A recent report published by the Soufan Center — a Washington-based security intelligence consultancy group— warned of possible terrorist attacks in Europe and elsewhere, in the wake of the return, from Syria and Iraq, of at least 5,600 citizens or residents from 33 different countries, accounting for about 15 percent of the militants.
The report entitled, “Beyond the Caliphate: Foreign Fighters and the Threat of Returnees,” released this week by the Center, said that the return of militants represented a tremendous challenge to the security bodies in the respective countries, pointing out that more than 40 thousand foreigners have joined ISIS before and after the announcement of the formation of the alleged 'Caliphate' in June 2014, and that some of them would remain committed to “violent jihad”, as called for by ISIS and al-Qaeda.
The report highlighted problems facing women and children who had joined ISIS and presented an overview of the policies adopted by European governments regarding the return of foreign militants.

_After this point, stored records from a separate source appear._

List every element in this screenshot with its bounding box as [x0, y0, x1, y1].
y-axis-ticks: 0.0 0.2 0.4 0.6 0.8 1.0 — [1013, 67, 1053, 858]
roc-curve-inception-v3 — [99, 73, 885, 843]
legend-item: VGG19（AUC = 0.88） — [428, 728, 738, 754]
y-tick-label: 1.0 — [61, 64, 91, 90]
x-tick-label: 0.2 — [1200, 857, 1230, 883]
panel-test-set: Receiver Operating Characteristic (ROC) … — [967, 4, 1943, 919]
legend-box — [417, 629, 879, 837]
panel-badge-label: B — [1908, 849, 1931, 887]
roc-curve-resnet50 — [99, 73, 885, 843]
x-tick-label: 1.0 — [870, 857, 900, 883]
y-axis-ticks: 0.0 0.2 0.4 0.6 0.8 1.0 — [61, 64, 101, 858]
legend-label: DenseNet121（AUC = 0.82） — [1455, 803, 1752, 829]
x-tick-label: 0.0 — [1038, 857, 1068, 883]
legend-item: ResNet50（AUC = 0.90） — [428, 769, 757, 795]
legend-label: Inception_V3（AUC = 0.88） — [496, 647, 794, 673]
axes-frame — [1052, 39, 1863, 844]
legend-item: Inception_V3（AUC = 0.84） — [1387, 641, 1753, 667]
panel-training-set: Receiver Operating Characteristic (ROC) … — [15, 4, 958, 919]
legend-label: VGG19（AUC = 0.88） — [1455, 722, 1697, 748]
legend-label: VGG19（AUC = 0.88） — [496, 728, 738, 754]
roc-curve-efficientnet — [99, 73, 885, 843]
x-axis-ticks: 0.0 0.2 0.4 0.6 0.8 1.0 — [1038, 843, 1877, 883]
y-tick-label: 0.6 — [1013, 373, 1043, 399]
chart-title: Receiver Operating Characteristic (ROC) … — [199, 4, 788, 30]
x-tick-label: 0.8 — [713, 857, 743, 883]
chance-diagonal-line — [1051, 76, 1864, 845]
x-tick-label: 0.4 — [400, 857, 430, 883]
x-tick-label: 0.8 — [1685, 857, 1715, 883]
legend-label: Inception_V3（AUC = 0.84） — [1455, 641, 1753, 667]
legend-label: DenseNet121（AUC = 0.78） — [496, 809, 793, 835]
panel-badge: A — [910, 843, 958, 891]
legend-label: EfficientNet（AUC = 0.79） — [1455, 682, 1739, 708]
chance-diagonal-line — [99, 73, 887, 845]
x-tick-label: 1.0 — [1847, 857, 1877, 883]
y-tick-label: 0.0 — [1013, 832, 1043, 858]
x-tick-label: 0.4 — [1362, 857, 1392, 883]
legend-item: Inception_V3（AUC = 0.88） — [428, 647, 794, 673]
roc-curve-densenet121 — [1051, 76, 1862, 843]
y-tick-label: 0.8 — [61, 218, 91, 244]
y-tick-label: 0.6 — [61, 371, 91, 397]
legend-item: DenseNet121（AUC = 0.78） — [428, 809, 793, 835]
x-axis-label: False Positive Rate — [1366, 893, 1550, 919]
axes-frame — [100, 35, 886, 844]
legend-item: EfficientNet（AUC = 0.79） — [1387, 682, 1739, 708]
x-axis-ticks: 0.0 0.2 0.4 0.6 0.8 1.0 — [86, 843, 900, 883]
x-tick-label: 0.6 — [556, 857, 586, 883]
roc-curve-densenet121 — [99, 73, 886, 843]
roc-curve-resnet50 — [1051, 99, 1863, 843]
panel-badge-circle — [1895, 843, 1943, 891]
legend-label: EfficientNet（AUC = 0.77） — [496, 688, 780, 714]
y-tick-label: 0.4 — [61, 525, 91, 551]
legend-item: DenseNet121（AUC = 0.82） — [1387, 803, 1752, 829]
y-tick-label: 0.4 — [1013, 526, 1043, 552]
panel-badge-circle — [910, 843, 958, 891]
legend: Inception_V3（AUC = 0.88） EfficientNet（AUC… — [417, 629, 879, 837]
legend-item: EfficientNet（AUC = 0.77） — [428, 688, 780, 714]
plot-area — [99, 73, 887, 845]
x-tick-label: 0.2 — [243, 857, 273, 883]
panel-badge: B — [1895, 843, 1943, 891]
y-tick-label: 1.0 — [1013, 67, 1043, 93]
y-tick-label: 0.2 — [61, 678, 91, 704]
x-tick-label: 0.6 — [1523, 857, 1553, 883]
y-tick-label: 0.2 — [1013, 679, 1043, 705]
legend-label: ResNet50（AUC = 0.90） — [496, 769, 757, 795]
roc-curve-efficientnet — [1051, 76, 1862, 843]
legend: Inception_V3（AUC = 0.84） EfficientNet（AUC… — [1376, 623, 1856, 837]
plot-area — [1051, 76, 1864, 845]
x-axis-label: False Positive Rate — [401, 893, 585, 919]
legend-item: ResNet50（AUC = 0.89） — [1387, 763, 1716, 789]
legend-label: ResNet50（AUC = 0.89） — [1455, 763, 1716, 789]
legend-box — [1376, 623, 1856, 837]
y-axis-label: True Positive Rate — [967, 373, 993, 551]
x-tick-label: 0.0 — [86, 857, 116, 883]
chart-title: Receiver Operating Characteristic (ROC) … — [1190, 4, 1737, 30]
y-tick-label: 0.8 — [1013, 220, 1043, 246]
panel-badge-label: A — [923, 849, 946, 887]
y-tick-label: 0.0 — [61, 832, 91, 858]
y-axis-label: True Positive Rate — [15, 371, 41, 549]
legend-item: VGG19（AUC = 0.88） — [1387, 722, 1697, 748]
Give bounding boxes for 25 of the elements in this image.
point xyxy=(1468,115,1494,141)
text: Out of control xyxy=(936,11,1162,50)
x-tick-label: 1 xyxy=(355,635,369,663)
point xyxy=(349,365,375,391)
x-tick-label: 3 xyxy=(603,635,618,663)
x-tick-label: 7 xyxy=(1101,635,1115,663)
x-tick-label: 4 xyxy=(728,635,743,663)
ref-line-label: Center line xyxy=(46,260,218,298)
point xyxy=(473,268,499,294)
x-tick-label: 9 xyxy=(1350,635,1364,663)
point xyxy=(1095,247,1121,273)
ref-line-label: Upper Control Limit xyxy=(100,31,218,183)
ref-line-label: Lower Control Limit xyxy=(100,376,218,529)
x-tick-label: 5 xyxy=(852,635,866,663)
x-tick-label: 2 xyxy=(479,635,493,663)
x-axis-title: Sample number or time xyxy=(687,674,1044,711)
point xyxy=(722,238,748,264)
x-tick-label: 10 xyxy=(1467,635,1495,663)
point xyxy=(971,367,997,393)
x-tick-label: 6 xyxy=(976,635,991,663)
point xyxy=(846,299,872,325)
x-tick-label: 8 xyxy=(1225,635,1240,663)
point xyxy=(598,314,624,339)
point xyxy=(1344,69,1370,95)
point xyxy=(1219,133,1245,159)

According to the report, Russia sent the largest number of European extremists to ISIS in Syria and Iraq (3,417), followed by France (1,910), Germany (900), Britain (425), Sweden (267), Spain (204) and Italy (110).
In remarks to Asharq Al-Awsat, Sheikh Nabil Naeem, a former leader of the Jihad group in Egypt, said that the returnees from ISIS to their countries are divided into two types: those who hate the experience they had with ISIS and are willing to re-integrate in the society, and those who cannot accept rehabilitation as they are strongly committed to their extremist ideology and could possibly form dormant terrorist cells in their homeland.
In January, European investigations and reports confirmed that ISIS had adopted a plan to return foreign militants to Europe after signing special forms including their intention to carry out operations in the Old Continent.
Observers stress that this was a “ticking bomb, which could explode at any time and anywhere in the world”.